Former Republican Congressman Adam Kinzinger offered his own zinger for Greene: “Fun fact. There are about 3 solar eclipses worldwide per year, and many earthquakes. Both events were predetermined at the creation of the universe. The solar eclipse is not a sign. It’s just a really cool show, if the clouds cooperate.” I’m not sure where he inherited his Calvinism which made him bold enough to say earthquakes and solar eclipses were predetermined. I’m sure seismologists have a different view, but at least Kinzinger questions why Greene is a member of Congress.

The current leader of the end of the world pack is Rev. Robert Jeffress at First Baptist Church Dallas, Texas. Jeffress is a graduate of Dallas Theological Seminary, the epicenter of dispensational, rapture, end of the world teaching. He has written at least two books on the coming end of the world: Countdown to the Apocalypse and Twilight’s Last Gleaming: How America’s Last Days Can Be Your Best Days.

The combing of the idea of the end of the world with best days seems like a marketing stroke of genius. It’s like saying, “The end is coming,” but in case it doesn’t come or before it comes, “Here’s a chance to really make some big bucks.”

Jeffress, with a bit more subtlety than his predecessors in the rapture con business, insists he doesn’t know the precise time of the end of the world. He does, however, believe it will occur in his lifetime. Jeffress is 68 years old and if he lives to be 100, his range for the end of the earth stretches for another 32 years.

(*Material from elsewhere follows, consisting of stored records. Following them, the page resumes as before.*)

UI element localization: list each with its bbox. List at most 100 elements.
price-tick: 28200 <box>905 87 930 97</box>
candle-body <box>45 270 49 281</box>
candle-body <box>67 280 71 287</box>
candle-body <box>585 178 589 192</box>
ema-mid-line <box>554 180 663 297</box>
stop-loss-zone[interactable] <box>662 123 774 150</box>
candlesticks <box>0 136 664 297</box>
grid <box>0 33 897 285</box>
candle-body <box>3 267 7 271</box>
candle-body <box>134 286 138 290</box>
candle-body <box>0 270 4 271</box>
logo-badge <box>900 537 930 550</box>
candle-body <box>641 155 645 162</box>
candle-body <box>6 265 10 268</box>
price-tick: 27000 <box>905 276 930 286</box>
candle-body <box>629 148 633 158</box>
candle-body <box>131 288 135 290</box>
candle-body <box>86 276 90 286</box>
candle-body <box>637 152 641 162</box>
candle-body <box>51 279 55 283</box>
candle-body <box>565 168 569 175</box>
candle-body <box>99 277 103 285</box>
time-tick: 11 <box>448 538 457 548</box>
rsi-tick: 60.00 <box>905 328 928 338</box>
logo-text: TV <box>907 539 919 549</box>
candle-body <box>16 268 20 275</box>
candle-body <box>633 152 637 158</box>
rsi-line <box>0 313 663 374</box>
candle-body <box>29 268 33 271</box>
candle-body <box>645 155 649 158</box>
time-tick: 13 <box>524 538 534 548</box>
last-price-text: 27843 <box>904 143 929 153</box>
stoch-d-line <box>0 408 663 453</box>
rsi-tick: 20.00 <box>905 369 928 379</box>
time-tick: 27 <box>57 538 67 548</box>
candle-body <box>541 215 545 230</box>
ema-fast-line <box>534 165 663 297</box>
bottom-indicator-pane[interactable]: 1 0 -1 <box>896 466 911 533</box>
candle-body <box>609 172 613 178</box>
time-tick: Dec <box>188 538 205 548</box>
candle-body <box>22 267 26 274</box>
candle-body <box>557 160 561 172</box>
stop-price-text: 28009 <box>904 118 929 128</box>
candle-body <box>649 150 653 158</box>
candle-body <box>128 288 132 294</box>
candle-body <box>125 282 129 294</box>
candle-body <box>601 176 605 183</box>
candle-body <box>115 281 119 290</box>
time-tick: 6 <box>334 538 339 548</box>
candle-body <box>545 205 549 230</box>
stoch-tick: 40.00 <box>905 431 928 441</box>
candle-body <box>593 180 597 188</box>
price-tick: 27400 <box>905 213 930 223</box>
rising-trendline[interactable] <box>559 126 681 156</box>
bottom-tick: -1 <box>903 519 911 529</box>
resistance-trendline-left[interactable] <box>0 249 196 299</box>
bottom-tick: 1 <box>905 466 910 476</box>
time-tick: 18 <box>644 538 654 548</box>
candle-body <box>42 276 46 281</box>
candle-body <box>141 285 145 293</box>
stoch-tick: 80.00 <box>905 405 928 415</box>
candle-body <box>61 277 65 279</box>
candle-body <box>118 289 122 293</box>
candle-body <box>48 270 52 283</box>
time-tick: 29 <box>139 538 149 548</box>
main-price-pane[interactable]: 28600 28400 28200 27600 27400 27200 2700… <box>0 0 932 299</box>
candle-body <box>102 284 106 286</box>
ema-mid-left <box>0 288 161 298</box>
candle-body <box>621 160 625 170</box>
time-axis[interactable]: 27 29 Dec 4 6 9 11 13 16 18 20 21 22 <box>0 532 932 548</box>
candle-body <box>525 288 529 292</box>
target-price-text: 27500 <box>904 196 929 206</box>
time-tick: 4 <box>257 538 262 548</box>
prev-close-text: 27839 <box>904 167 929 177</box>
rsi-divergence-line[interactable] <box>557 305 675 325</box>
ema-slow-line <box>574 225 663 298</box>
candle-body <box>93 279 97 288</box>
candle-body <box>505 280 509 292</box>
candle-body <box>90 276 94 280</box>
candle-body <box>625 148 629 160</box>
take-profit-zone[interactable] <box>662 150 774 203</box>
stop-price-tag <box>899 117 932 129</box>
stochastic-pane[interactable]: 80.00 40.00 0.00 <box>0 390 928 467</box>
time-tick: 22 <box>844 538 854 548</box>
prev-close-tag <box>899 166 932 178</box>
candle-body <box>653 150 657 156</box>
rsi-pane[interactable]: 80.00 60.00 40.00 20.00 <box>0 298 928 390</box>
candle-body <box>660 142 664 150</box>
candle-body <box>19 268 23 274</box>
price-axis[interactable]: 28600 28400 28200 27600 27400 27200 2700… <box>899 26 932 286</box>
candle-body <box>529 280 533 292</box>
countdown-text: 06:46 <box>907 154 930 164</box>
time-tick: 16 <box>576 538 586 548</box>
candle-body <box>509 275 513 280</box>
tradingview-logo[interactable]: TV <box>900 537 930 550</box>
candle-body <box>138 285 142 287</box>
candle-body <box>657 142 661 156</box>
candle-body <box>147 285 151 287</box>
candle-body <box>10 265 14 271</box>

Ms. Greene, in her preaching, has made a false connection between earthquakes and the judgment of God. She has quite a reputation for making false cause arguments in Congress. She is known for her comments suggesting space lasers may have caused the November 2018 California wildfire.

There’s a solar eclipse scheduled for next Monday. I’m getting popcorn and a Coke, turning on Fox News, and waiting for the next end of the world declaration of the Rev. Marjorie Taylor Greene. I think she is less dangerous as a preacher and encourage her to find a church and become a pastor. I bet Paula White could help her start a ministry in Georgia.